Nonparametric Latent Feature Model for Link Prediction

Posted: 2015-07-22 in paper of the day, research
Tags: , , ,

Kurt T. Miller, Thomas L. Griffiths and Michael I. Jordan:
Nonparametric Latent Feature Model for Link Prediction
NIPS 2010

The objective of this paper is to predict links in social networks. The working assumption is that links depend on relational features between entities. The objective of the paper is to simultaneously infer the number of these features and learn which entities have each feature.

Therefore, it is important to extract latent structure representing the properties of individual entities from observed data. Unlike class-based methods (e.g., stochastic block model) the paper focuses on feature-based methods: Each entity has binary-valued latent features that influences its relations with other entities.

For $K$ features $Z$ represents the $N\times K$ binary matrix where each row corresponds to an entity and each column to a feature, such that $Z(i,k)=1$ if entity $i$ possesses feature $k$. The $K\times K$-matrix $W$ contains weights that affect the probability of a link between entities $i,j$. This matrix is independent of the entities, i.e., it does not naturally account for different types of entities (e.g., celebrities, brands, “normal” people). With the assumption that links $y_{ij}$ between entities are independent given $Z,W$, we arrive at the  likelihood model

$p(Y|Z,W) = \prod_{i,j} p(y_{ij}|Z_i, Z_j, W),$
$p(y_{ij}|Z_i, Z_j, W) = \sigma(Z_iWZ_j^T),$

where the product runs over all $n^2$ pairs of entities and $\sigma$ is a sigmoidal function. Note that all-zero columns of $Z$ do not affect the likelihood.

The objective is to infer the posterior $p(Z,W|Y)$ of the feature matrix $Z$ and the weights $W$. Miller et al. use a Gaussian prior $p(W)$ and an Indian Buffet Process (IPB) prior $p(Z)$ for the binary feature matrices $Z$. Due to exchangeability, a Gibbs sampler is used for inference. The generative model with the IPB prior for the latent feature relational model is:

$Z\sim IBP(\alpha)\\ W(k, k^\prime)\sim \mathcal{N}(0,\sigma^2_w)\\ y_{ij} \sim \sigma(Z_i WZ_j^T)$

The model allows to incorporate known features $X$ (e.g., locations) by linearly adding them to the likelihood model, such that

$p(y_{ij}|Z_i, Z_j, W) = \sigma(Z_iWZ_j^T + \beta^TX_{ij}).$

(The model in the paper is a bit more expressive and flexible, see Eq. (3) in the paper.)

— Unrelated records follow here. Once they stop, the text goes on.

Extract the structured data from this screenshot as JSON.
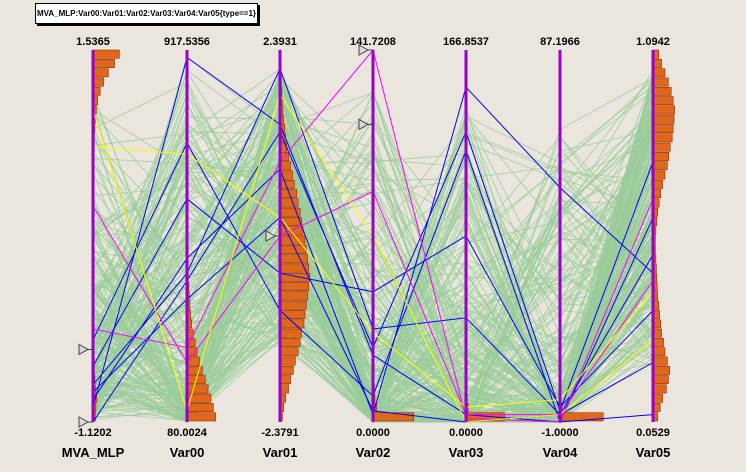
{
  "title": "MVA_MLP:Var00:Var01:Var02:Var03:Var04:Var05{type==1}",
  "colors": {
    "background": "#eae6dd",
    "axis": "#9900cc",
    "bulk_lines": "#99cc99",
    "highlight_blue": "#0000ff",
    "highlight_magenta": "#ff00ff",
    "highlight_yellow": "#ffff00",
    "histogram_fill": "#e0661a",
    "histogram_edge": "#8b1a00"
  },
  "chart_data": {
    "type": "parallel_coordinates",
    "variables": [
      {
        "name": "MVA_MLP",
        "max_label": "1.5365",
        "min_label": "-1.1202",
        "min": -1.1202,
        "max": 1.5365
      },
      {
        "name": "Var00",
        "max_label": "917.5356",
        "min_label": "80.0024",
        "min": 80.0024,
        "max": 917.5356
      },
      {
        "name": "Var01",
        "max_label": "2.3931",
        "min_label": "-2.3791",
        "min": -2.3791,
        "max": 2.3931
      },
      {
        "name": "Var02",
        "max_label": "141.7208",
        "min_label": "0.0000",
        "min": 0.0,
        "max": 141.7208
      },
      {
        "name": "Var03",
        "max_label": "166.8537",
        "min_label": "0.0000",
        "min": 0.0,
        "max": 166.8537
      },
      {
        "name": "Var04",
        "max_label": "87.1966",
        "min_label": "-1.0000",
        "min": -1.0,
        "max": 87.1966
      },
      {
        "name": "Var05",
        "max_label": "1.0942",
        "min_label": "0.0529",
        "min": 0.0529,
        "max": 1.0942
      }
    ],
    "highlighted_lines": [
      {
        "color": "blue",
        "values": [
          0.04,
          0.98,
          0.8,
          0.18,
          0.02,
          0.0,
          0.02
        ]
      },
      {
        "color": "blue",
        "values": [
          0.0,
          0.38,
          0.78,
          0.2,
          0.78,
          0.03,
          0.7
        ]
      },
      {
        "color": "blue",
        "values": [
          0.08,
          0.33,
          0.55,
          0.03,
          0.0,
          0.02,
          0.45
        ]
      },
      {
        "color": "blue",
        "values": [
          0.06,
          0.44,
          0.68,
          0.02,
          0.9,
          0.63,
          0.4
        ]
      },
      {
        "color": "blue",
        "values": [
          0.15,
          0.6,
          0.4,
          0.35,
          0.5,
          0.04,
          0.3
        ]
      },
      {
        "color": "blue",
        "values": [
          0.22,
          0.75,
          0.3,
          0.07,
          0.73,
          0.0,
          0.55
        ]
      },
      {
        "color": "blue",
        "values": [
          0.1,
          0.4,
          0.95,
          0.25,
          0.28,
          0.02,
          0.16
        ]
      },
      {
        "color": "magenta",
        "values": [
          0.25,
          0.2,
          0.7,
          1.0,
          0.01,
          0.0,
          0.6
        ]
      },
      {
        "color": "magenta",
        "values": [
          0.58,
          0.16,
          0.5,
          0.62,
          0.02,
          0.02,
          0.38
        ]
      },
      {
        "color": "yellow",
        "values": [
          0.74,
          0.72,
          0.55,
          0.24,
          0.04,
          0.06,
          0.35
        ]
      },
      {
        "color": "yellow",
        "values": [
          0.84,
          0.03,
          0.88,
          0.5,
          0.0,
          0.02,
          0.22
        ]
      }
    ],
    "histograms": {
      "MVA_MLP": [
        0.05,
        0.06,
        0.08,
        0.05,
        0.04,
        0.03,
        0.03,
        0.02,
        0.02,
        0.02,
        0.01,
        0.01,
        0.01,
        0.01,
        0.01,
        0.01,
        0.01,
        0.01,
        0.01,
        0.01,
        0.01,
        0.01,
        0.01,
        0.01,
        0.01,
        0.01,
        0.01,
        0.02,
        0.02,
        0.03,
        0.03,
        0.04,
        0.05,
        0.07,
        0.1,
        0.15,
        0.22,
        0.32,
        0.45,
        0.55
      ],
      "Var00": [
        0.6,
        0.55,
        0.5,
        0.44,
        0.38,
        0.32,
        0.26,
        0.21,
        0.17,
        0.13,
        0.1,
        0.08,
        0.06,
        0.05,
        0.04,
        0.03,
        0.02,
        0.02,
        0.01,
        0.01,
        0.01,
        0.01,
        0.01,
        0.01,
        0.0,
        0.0,
        0.0,
        0.0,
        0.0,
        0.0,
        0.0,
        0.0,
        0.0,
        0.0,
        0.0,
        0.0,
        0.0,
        0.0,
        0.0,
        0.0
      ],
      "Var01": [
        0.05,
        0.08,
        0.12,
        0.18,
        0.22,
        0.28,
        0.32,
        0.38,
        0.42,
        0.45,
        0.5,
        0.52,
        0.55,
        0.58,
        0.6,
        0.62,
        0.6,
        0.58,
        0.55,
        0.52,
        0.48,
        0.45,
        0.42,
        0.38,
        0.35,
        0.3,
        0.26,
        0.22,
        0.18,
        0.14,
        0.12,
        0.1,
        0.08,
        0.06,
        0.05,
        0.04,
        0.03,
        0.02,
        0.02,
        0.01
      ],
      "Var02": [
        0.85,
        0.08,
        0.04,
        0.03,
        0.02,
        0.02,
        0.01,
        0.01,
        0.01,
        0.01,
        0.01,
        0.01,
        0.0,
        0.0,
        0.0,
        0.0,
        0.0,
        0.0,
        0.0,
        0.0,
        0.0,
        0.0,
        0.0,
        0.0,
        0.0,
        0.0,
        0.0,
        0.0,
        0.0,
        0.0,
        0.0,
        0.0,
        0.0,
        0.0,
        0.0,
        0.0,
        0.0,
        0.0,
        0.0,
        0.0
      ],
      "Var03": [
        0.8,
        0.05,
        0.03,
        0.02,
        0.01,
        0.01,
        0.01,
        0.0,
        0.0,
        0.0,
        0.0,
        0.0,
        0.0,
        0.0,
        0.0,
        0.0,
        0.0,
        0.0,
        0.0,
        0.0,
        0.0,
        0.0,
        0.0,
        0.0,
        0.0,
        0.0,
        0.0,
        0.0,
        0.0,
        0.0,
        0.0,
        0.0,
        0.0,
        0.0,
        0.0,
        0.0,
        0.0,
        0.0,
        0.0,
        0.0
      ],
      "Var04": [
        0.9,
        0.04,
        0.02,
        0.01,
        0.01,
        0.0,
        0.0,
        0.0,
        0.0,
        0.0,
        0.0,
        0.0,
        0.0,
        0.0,
        0.0,
        0.0,
        0.0,
        0.0,
        0.0,
        0.0,
        0.0,
        0.0,
        0.0,
        0.0,
        0.0,
        0.0,
        0.0,
        0.0,
        0.0,
        0.0,
        0.0,
        0.0,
        0.0,
        0.0,
        0.0,
        0.0,
        0.0,
        0.0,
        0.0,
        0.0
      ],
      "Var05": [
        0.1,
        0.15,
        0.2,
        0.28,
        0.32,
        0.35,
        0.3,
        0.25,
        0.22,
        0.18,
        0.16,
        0.14,
        0.12,
        0.1,
        0.09,
        0.08,
        0.07,
        0.06,
        0.05,
        0.05,
        0.06,
        0.08,
        0.1,
        0.13,
        0.16,
        0.2,
        0.25,
        0.3,
        0.33,
        0.36,
        0.4,
        0.42,
        0.44,
        0.45,
        0.42,
        0.38,
        0.32,
        0.25,
        0.18,
        0.12
      ]
    }
  }
}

For sampling the following is considered:

$p(z_{ik}=1|Z_{-ik}, W, Y) \propto m_k p(Y|z_{ik}=1, Z_{-ik}, W)$,

where $m_k$ is the number of non-zero entries in column $k$, excluding row $i$.

To sample each weight of $W$ that corresponds to non-zero features, the auxiliary sampling trick (Albert & Chib, 1993) is used with the Probit sigmoidal function in the likelihood for Gibbs sampling. This doesn’t work with the logistic, but a Metropolis-Hastings-based scheme can be used instead.

The authors  mention that the intialization of the model is crucial. Therefore, it is initialized with the Stochastic Block Model, which is a special case of the method proposed in this paper with a single feature per entity.

Miller et al. also propose an extension to multiple (independent) relations, such that the likelihood factorizes over the relations. Features $Z$ are shared, but all other parameters are set per relation (e.g., $W, X, \beta$).